A few minutes ago, I was talking with a friend about the strange happenings of the last twenty-four hours (actually, 48 because this has gone on since Monday).
Of course, four days ago, I found out that indeed, the chocolate cutie did have some feelings for me.
I said “some”, readers.
Monday night, in an apparent drunken state of mind, I denied to my therapist Dr. Chris that I wasn’t in love with the chocolate cutie and that, like most crushes I’ve had, was a phase that I’ll get over.
The chilling prediction that my therapist said to me on Monday night was that if I didn’t go on and admit that I liked (or in this case) am infatuated with the chocolate cutie, the Cardinals would lose and something would damage my computer.
Something that I knew was nothing but a joke until yesterday afternoon.
When I returned home, I found out my computer, which is normally blaring out “Marion’s Theme”, a tune I play when the Cardinals or Redbirds win, was silent.
And there was no trace of overheating in the computer or nothing unusual whatsoever.
Which meant I wouldn’t be listening to the Cardinals-Marlins game for at least two nights because according to my friend Tony, the problem was that lighting (apparently) hit the computer at one point during the afternoon.
Later on in the evening, I watched the news to see that the Cardinals were indeed losing to the Marlins 9 to 1 in the top of the ninth inning in St.
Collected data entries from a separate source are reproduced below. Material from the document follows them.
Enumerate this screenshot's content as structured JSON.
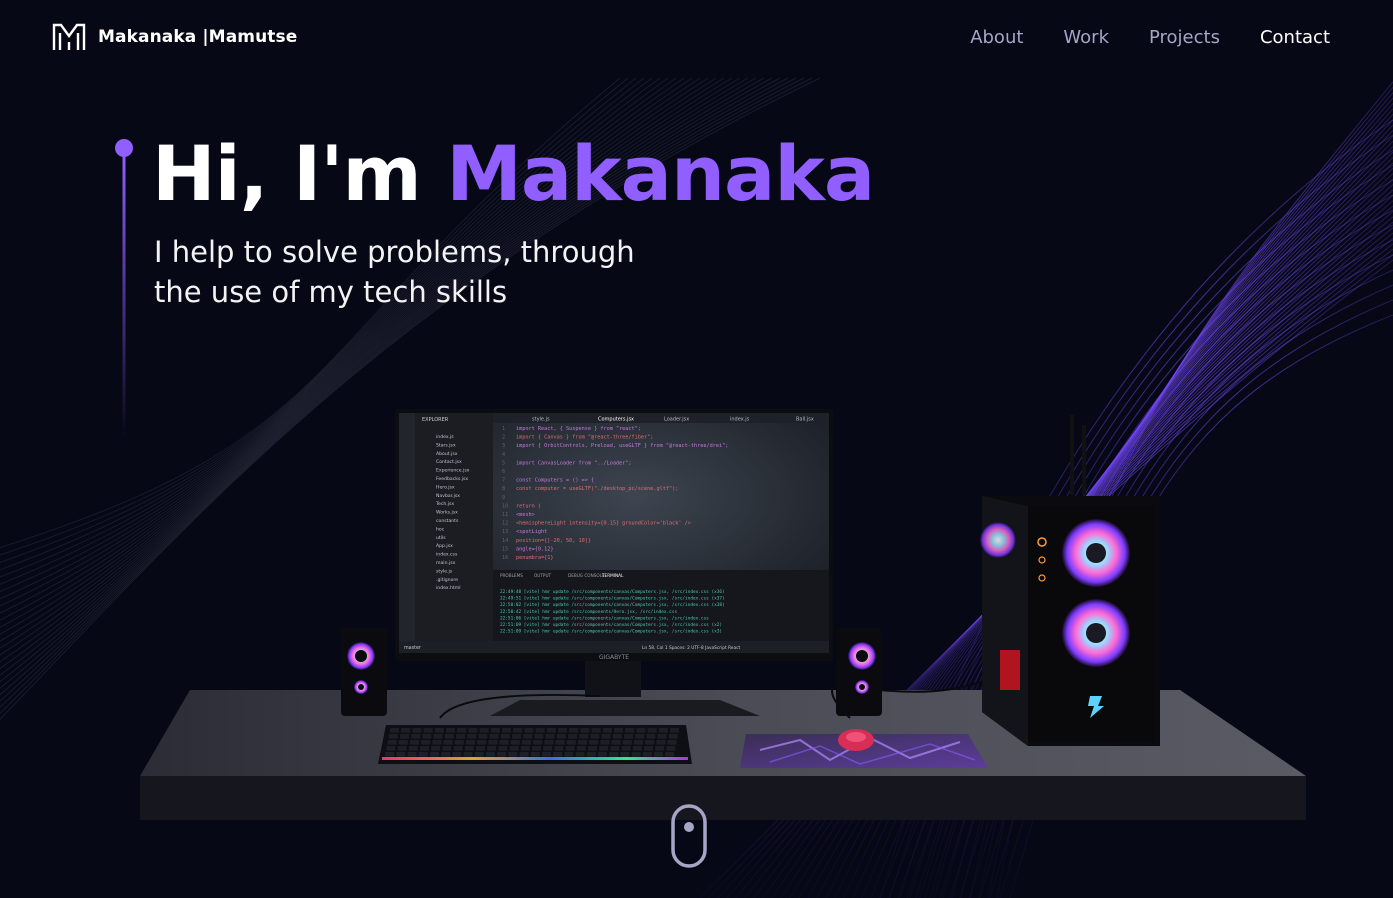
{
  "nav": {
    "logo_first": "Makanaka",
    "logo_last": "Mamutse",
    "links": [
      "About",
      "Work",
      "Projects",
      "Contact"
    ]
  },
  "hero": {
    "greeting": "Hi, I'm",
    "name": "Makanaka",
    "subtitle_line1": "I help to solve problems, through",
    "subtitle_line2": "the use of my tech skills"
  },
  "monitor": {
    "brand": "GIGABYTE",
    "tabs": [
      "style.js",
      "Computers.jsx",
      "Loader.jsx",
      "index.js",
      "Ball.jsx"
    ],
    "explorer_label": "EXPLORER",
    "files": [
      "index.js",
      "Stars.jsx",
      "About.jsx",
      "Contact.jsx",
      "Experience.jsx",
      "Feedbacks.jsx",
      "Hero.jsx",
      "Navbar.jsx",
      "Tech.jsx",
      "Works.jsx",
      "constants",
      "hoc",
      "utils",
      "App.jsx",
      "index.css",
      "main.jsx",
      "style.js",
      ".gitignore",
      "index.html"
    ],
    "code": [
      "import React, { Suspense } from \"react\";",
      "import { Canvas } from \"@react-three/fiber\";",
      "import { OrbitControls, Preload, useGLTF } from \"@react-three/drei\";",
      "",
      "import CanvasLoader from \"../Loader\";",
      "",
      "const Computers = () => {",
      "  const computer = useGLTF(\"./desktop_pc/scene.gltf\");",
      "",
      "  return (",
      "    <mesh>",
      "      <hemisphereLight intensity={0.15} groundColor='black' />",
      "      <spotLight",
      "        position={[-20, 50, 10]}",
      "        angle={0.12}",
      "        penumbra={1}"
    ],
    "terminal_tabs": [
      "PROBLEMS",
      "OUTPUT",
      "DEBUG CONSOLE",
      "TERMINAL"
    ],
    "terminal_lines": [
      "22:49:48 [vite] hmr update /src/components/canvas/Computers.jsx, /src/index.css (x36)",
      "22:49:51 [vite] hmr update /src/components/canvas/Computers.jsx, /src/index.css (x37)",
      "22:50:02 [vite] hmr update /src/components/canvas/Computers.jsx, /src/index.css (x38)",
      "22:50:42 [vite] hmr update /src/components/Hero.jsx, /src/index.css",
      "22:51:06 [vite] hmr update /src/components/canvas/Computers.jsx, /src/index.css",
      "22:51:09 [vite] hmr update /src/components/canvas/Computers.jsx, /src/index.css (x2)",
      "22:51:09 [vite] hmr update /src/components/canvas/Computers.jsx, /src/index.css (x3)"
    ],
    "status_left": "master",
    "status_mid": "Ln 58, Col 1   Spaces: 2   UTF-8   JavaScript React"
  },
  "colors": {
    "background": "#060816",
    "accent": "#915eff",
    "nav_link": "#a7a5c6",
    "nav_active": "#ffffff",
    "wave": "#7a4dff"
  },
  "icons": {
    "logo": "m-logo-icon",
    "scroll": "mouse-scroll-icon"
  }
}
Louis.
Just a coindience?
On August 19th, when the Redbirds faced Round Rock, I managed to sneak in a bunch of Hershey Minatures that would later melt away in my Notre Dame hat and to my amazement, both Abbey and Amber plucked a few Mr. Goodbar minatures from the hat.
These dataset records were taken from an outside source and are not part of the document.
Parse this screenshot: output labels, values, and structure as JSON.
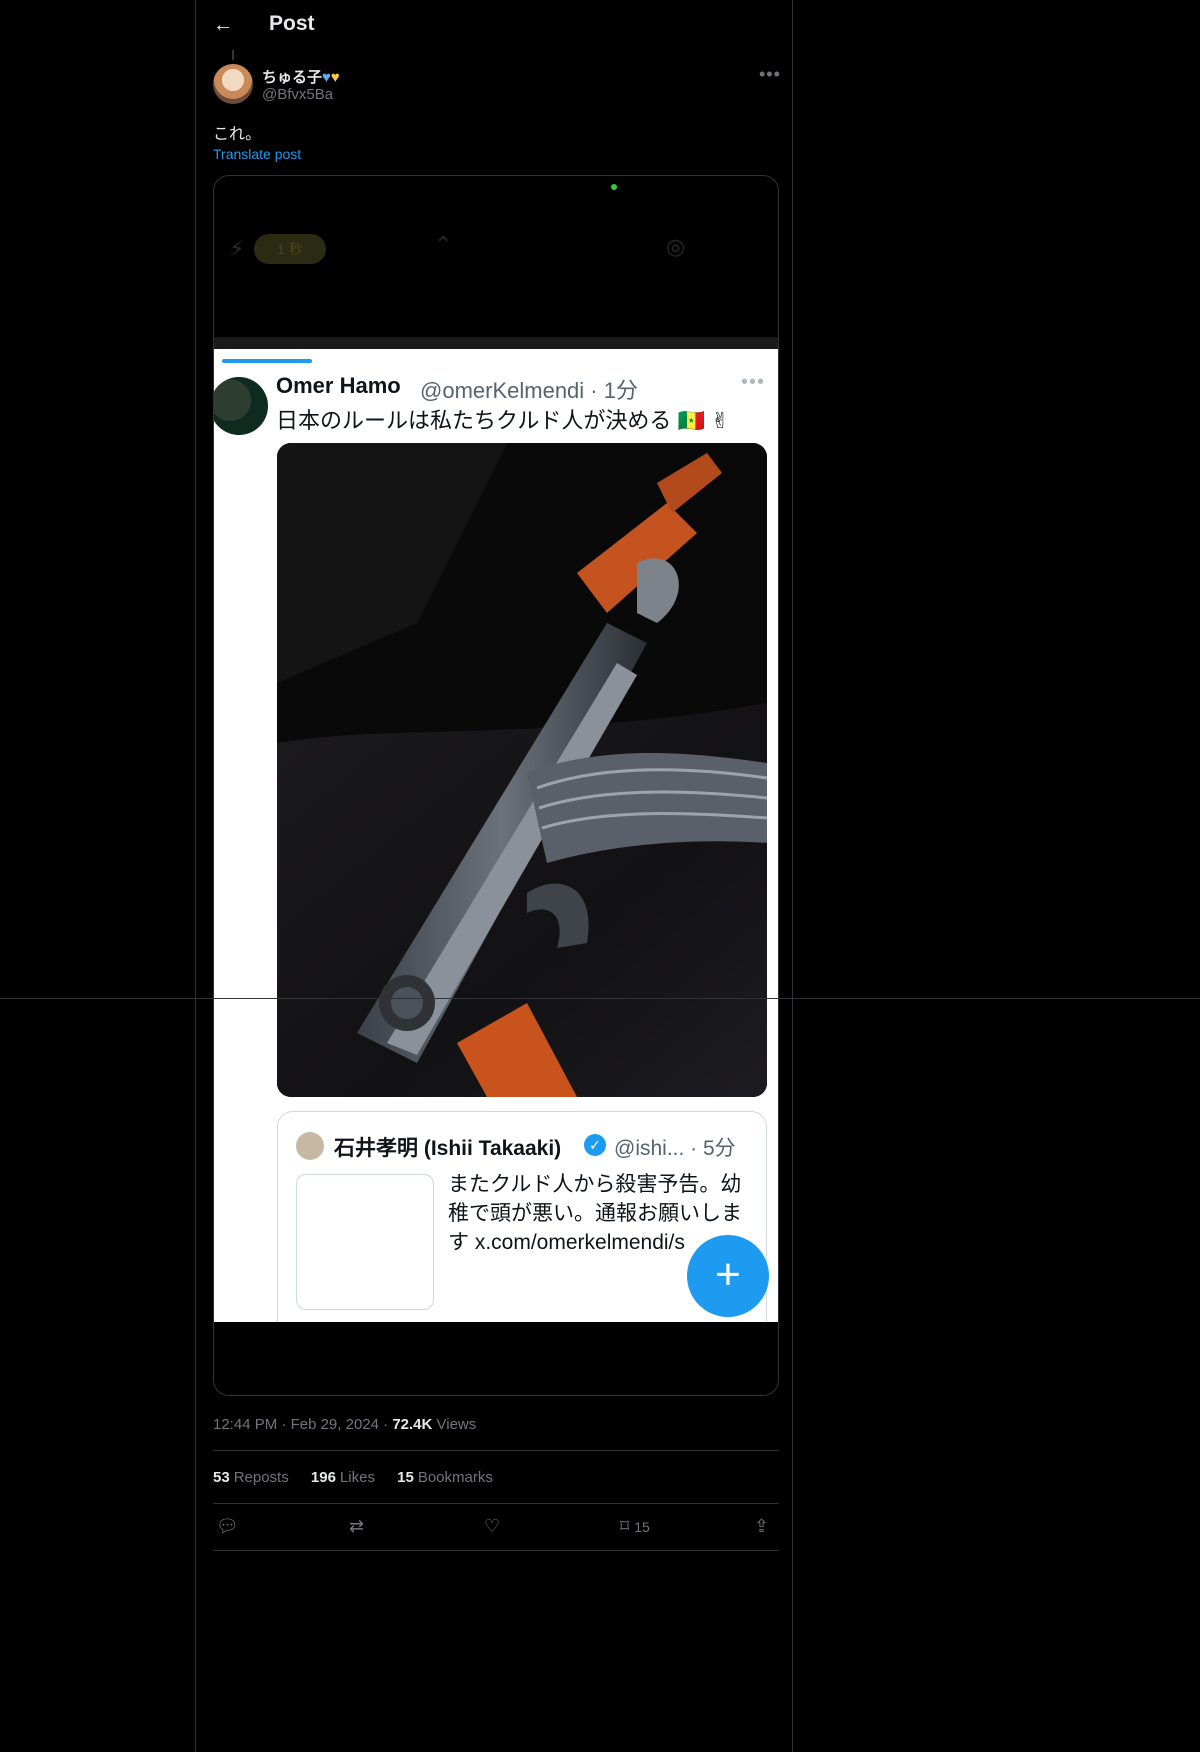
{
  "header": {
    "title": "Post"
  },
  "author": {
    "display_name": "ちゅる子",
    "handle": "@Bfvx5Ba"
  },
  "post": {
    "text": "これ。",
    "translate_label": "Translate post"
  },
  "media": {
    "camera_timer": "1 秒",
    "inner_post": {
      "name": "Omer Hamo",
      "handle": "@omerKelmendi · 1分",
      "text": "日本のルールは私たちクルド人が決める 🇸🇳 ✌",
      "quote": {
        "name": "石井孝明 (Ishii Takaaki)",
        "handle": "@ishi... · 5分",
        "text": "またクルド人から殺害予告。幼稚で頭が悪い。通報お願いします x.com/omerkelmendi/s"
      }
    }
  },
  "meta": {
    "time": "12:44 PM",
    "date": "Feb 29, 2024",
    "views_count": "72.4K",
    "views_label": "Views"
  },
  "stats": {
    "reposts_count": "53",
    "reposts_label": "Reposts",
    "likes_count": "196",
    "likes_label": "Likes",
    "bookmarks_count": "15",
    "bookmarks_label": "Bookmarks"
  },
  "actions": {
    "bookmark_count": "15"
  },
  "colors": {
    "accent": "#1d9bf0",
    "background": "#000000",
    "muted": "#71767b"
  }
}
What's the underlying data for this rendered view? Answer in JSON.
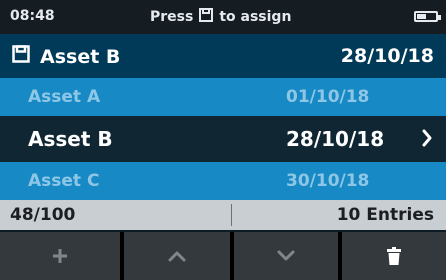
{
  "status": {
    "time": "08:48",
    "hint_before": "Press",
    "hint_after": "to assign",
    "hint_icon": "save-icon",
    "battery_icon": "battery-icon"
  },
  "header": {
    "icon": "save-icon",
    "title": "Asset B",
    "date": "28/10/18"
  },
  "list": {
    "items": [
      {
        "name": "Asset A",
        "date": "01/10/18",
        "selected": false
      },
      {
        "name": "Asset B",
        "date": "28/10/18",
        "selected": true
      },
      {
        "name": "Asset C",
        "date": "30/10/18",
        "selected": false
      }
    ]
  },
  "info": {
    "count": "48/100",
    "entries": "10 Entries"
  },
  "softkeys": [
    {
      "icon": "plus-icon"
    },
    {
      "icon": "chevron-up-icon"
    },
    {
      "icon": "chevron-down-icon"
    },
    {
      "icon": "trash-icon"
    }
  ],
  "colors": {
    "header_bg": "#003a58",
    "row_bg": "#1789c5",
    "selected_row_bg": "#102633",
    "info_bg": "#c9ced3",
    "softkey_bg": "#34393e"
  }
}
And the next day, the chocolate cutie was at the ballpark.
I explained all of this to my friend a few minutes ago when he said to me that all of what occured this summer and defintely last year when I got those two teams confused in the broadcast booth, that the chocolate cutie apparently has some kinda spell that led me to her.
Really?
Of course that would explain the reason why I ended up changing my home run call and other things.
Would that explain the recent sightings of Mr.Goodbar candy wrappers, sir?
Uhhhhhh………………….
I have no idea.
There’s no explanation of this.
By now, anyone who reads the morning counterpart of this blog on Blogger or anyone that is associated with the Redbirds knows what has transpired between myself and the chocolate-covered cutie.